UnicodeString encoding weirdness
| Project: | GNU Smalltalk |
| Component: | Base classes |
| Category: | bug |
| Priority: | normal |
| Assigned: | bonzinip |
| Status: | fixed |
| Attachment: | unitest2.st.txt (849 bytes) |
Take the attached program. Which prints here:
34
4
E3 <-> EF
81 <-> BF
AA <-> BE
E3 <-> E6
81 <-> A8
BE <-> B0
E3 <-> E7
81 <-> B8
9F <-> B0
But should print (at least as far as my understanding in
Unicode and encodings goes):
3
3
E3 <-> E3
81 <-> 81
AA <-> AA
E3 <-> E3
81 <-> 81
BE <-> BE
E3 <-> E3
81 <-> 81
9F <-> 9F
Updates
| Attachment: | gst-encoding-lazy.patch (594 bytes) |
EF-BF-BE is the unicode "byte order mark" (BOM) encoded in UTF-8. It was born as a way to distinguish big- and little-endian UTF-16. Since it's not really a character, Iconv tries to strip it when converting to a UnicodeString, but it is failing to do so in this case.
Now, under Mac OS X I get the expected result, under Linux I get yours. The reason is that my Mac is big-endian, so Iconv produces big-endian UTF-16, while Linux produces little-endian UTF-16. Since the default encoding of UTF-16 is big-endian, the Mac happens to get the right thing, while Linux messes up the encoding. So later on the "pipe peekFor: $<16rFEFF>" statement to strip the BOM does not work.
The attached patch fixes this by making EncodedString look for a BOM when retrieving the encoding, rather than when setting it.

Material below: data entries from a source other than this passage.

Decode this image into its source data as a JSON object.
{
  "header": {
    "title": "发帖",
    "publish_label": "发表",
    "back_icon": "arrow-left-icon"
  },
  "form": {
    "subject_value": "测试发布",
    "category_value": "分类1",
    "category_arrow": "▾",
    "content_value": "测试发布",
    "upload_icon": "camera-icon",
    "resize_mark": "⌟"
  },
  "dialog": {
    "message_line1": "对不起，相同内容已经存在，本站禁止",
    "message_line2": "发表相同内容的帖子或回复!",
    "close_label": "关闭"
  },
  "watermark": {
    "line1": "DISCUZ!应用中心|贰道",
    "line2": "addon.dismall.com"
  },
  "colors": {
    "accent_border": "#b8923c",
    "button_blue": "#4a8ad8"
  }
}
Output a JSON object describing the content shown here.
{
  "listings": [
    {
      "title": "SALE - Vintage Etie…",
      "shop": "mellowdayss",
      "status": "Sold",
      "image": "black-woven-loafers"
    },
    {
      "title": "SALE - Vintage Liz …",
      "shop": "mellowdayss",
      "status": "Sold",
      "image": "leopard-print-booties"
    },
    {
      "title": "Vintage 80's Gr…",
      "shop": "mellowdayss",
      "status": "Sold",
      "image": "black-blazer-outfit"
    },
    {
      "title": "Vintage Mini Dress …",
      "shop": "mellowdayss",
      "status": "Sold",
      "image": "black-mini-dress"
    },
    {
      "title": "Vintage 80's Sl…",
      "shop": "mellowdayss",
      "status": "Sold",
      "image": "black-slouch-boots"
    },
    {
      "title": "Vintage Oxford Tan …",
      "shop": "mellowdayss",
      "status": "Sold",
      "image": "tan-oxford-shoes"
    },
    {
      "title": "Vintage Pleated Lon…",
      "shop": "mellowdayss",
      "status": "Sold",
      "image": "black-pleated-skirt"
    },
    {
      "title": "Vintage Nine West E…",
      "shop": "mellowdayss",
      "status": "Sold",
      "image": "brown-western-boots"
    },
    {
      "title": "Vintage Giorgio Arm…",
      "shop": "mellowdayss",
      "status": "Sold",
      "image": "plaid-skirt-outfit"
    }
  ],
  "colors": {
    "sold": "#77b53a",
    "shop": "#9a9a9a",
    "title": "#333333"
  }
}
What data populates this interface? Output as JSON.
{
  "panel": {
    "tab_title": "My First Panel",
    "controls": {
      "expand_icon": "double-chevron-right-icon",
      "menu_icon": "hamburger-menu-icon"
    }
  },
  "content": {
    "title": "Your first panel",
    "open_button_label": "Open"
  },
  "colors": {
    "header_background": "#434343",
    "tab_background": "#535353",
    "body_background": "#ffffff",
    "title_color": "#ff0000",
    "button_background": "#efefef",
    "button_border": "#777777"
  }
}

| Assigned to: | Unassigned | » bonzinip |
| Status: | active | » fixed |
fixed in patch-612, which is the same patch I posted plus this testcase
str := EncodedString fromString: (String new: 2) encoding: 'UTF-16'. str valueAt: 1 put: 254; valueAt: 2 put: 255. self assert: str numberOfCharacters = 0. str valueAt: 1 put: 255; valueAt: 2 put: 254. self assert: str numberOfCharacters = 0
Thanks!